BTree + CHK Inefficiencies

Tue Aug 3 17:21:16 BST 2010

-----BEGIN PGP SIGNED MESSAGE-----
Hash: SHA1

I just wanted to summarize what I found while debugging the memory
consumption for the gcc-linaro checkout.

The primary memory consumption was in the chk BTreeGraphIndex, with
something like 160MB allocated to this. The reasons are

1) chk pages are hash keyed, so they keys distribute roughly evenly
across the entire address space.

2) There are 700k total entries in the graph. This isn't too surprising,
we expect roughly 1 entry per change over time.

3) In a single inventory, there are ~50k chk pages, for a tree with 70k
inventory entries. This is because it goes past the threshold, and we
now have a 3-deep chk tree. (1 root 255-fan-out, 255-intermediate
nodes-65536, N leaves.) Each leaf only has 1-2 entries in it.

4) The BTreeGraphIndex is able to put (on average) 100 keys per 4k page.
Giving us 700k/100 = 7k index pages.

5) because of (1) reading 2 keys is likely to read in 2 pages, which is
200 keys. (we only care about 2 out of that 200). I don't know the
specific probability rule (probably binomial), but basically the chance
any given key is already cached is (num_already_read/total_pages). I
think this means that at 7k keys, we should have read half the index. At
50k keys we had read 99.9% of the index.

6) This gives us pretty poor ratios for total keys read/cached vs number
actually needed.

Some proposals to fix it:

a) My alternative chk_index outlined in
doc/developers/improved_chk_index.txt.

This gets rid of the explicitly paged and compressed content, switching
to binary data that is already well compacted. It also could use some
collision avoidance properties to shrink the index even further. Without
that, I would estimate the size-on-disk is actually going to be about
the same, but if we can improve the number of bytes processed, that
would still be a win.

b) Extend my 'split-pack' work. I have some code that changes how
autopack and 'bzr pack' works, so that it clusters recent content
together, and then old content second. An extension to that is to
actually have that content in 2 separate pack files. This would mean
that when accessing recent content, it is mostly those 50k keys that you
actually care about, and not the 650k keys you don't.
This could actually benefit us in a lot of ways (you would rarely have
to page in any of the old pack's contents.)
In real-world repositories, it will actually tend towards this, since
new content continually gets added, and old content will sit in the old
pack file. Except:
  i) Initial creation grabs everything at once
  ii) Some files won't be touched often, so they will stay in the 'old'
      set. While new files may be touch many times (say 10-50) and
      clutter the 'new' packs with what is really now old data.

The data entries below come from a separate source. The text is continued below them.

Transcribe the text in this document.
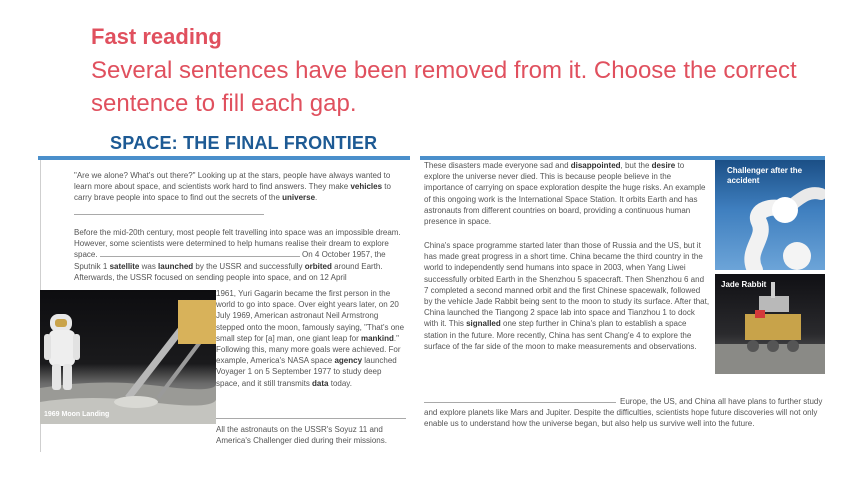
Fast reading

Several sentences have been removed from it. Choose the correct sentence to fill each gap.

SPACE: THE FINAL FRONTIER

"Are we alone? What's out there?" Looking up at the stars, people have always wanted to learn more about space, and scientists work hard to find answers. They make vehicles to carry brave people into space to find out the secrets of the universe.

Before the mid-20th century, most people felt travelling into space was an impossible dream. However, some scientists were determined to help humans realise their dream to explore space.	On 4 October 1957, the Sputnik 1 satellite was launched by the USSR and successfully orbited around Earth. Afterwards, the USSR focused on sending people into space, and on 12 April

1961, Yuri Gagarin became the first person in the world to go into space. Over eight years later, on 20 July 1969, American astronaut Neil Armstrong stepped onto the moon, famously saying, "That's one small step for [a] man, one giant leap for mankind." Following this, many more goals were achieved. For example, America's NASA space agency launched Voyager 1 on 5 September 1977 to study deep space, and it still transmits data today.

All the astronauts on the USSR's Soyuz 11 and America's Challenger died during their missions.

1969 Moon Landing

These disasters made everyone sad and disappointed, but the desire to explore the universe never died. This is because people believe in the importance of carrying on space exploration despite the huge risks. An example of this ongoing work is the International Space Station. It orbits Earth and has astronauts from different countries on board, providing a continuous human presence in space.

China's space programme started later than those of Russia and the US, but it has made great progress in a short time. China became the third country in the world to independently send humans into space in 2003, when Yang Liwei successfully orbited Earth in the Shenzhou 5 spacecraft. Then Shenzhou 6 and 7 completed a second manned orbit and the first Chinese spacewalk, followed by the vehicle Jade Rabbit being sent to the moon to study its surface. After that, China launched the Tiangong 2 space lab into space and Tianzhou 1 to dock with it. This signalled one step further in China's plan to establish a space station in the future. More recently, China has sent Chang'e 4 to explore the surface of the far side of the moon to make measurements and observations.

Europe, the US, and China all have plans to further study and explore planets like Mars and Jupiter. Despite the difficulties, scientists hope future discoveries will not only enable us to understand how the universe began, but also help us survive well into the future.

Challenger after the accident
Jade Rabbit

c) If we just want to decrease memory, we could have a parameter on
BTreeGraphIndex as to what type of _LeafNode class it could use. Right
now we are averaging 234 bytes /  entry in all of the in-memory structures.
  i) A custom Pyrex class that uses C structs and minimal content. I
     believe I worked it out to be
	20 + 8 + 4 + 4 + 4 = 40 bytes / record
  ii) Just hold the btree content as a string, and pull out the record
      you care about. Our string representation is not fixed width, but
      averages around 74-76 bytes / record.
      You could probably add a mini-index with 1 short integer (pages
      are always going to be <64k long) defining the start of each
      record, which only adds 2 bytes / record.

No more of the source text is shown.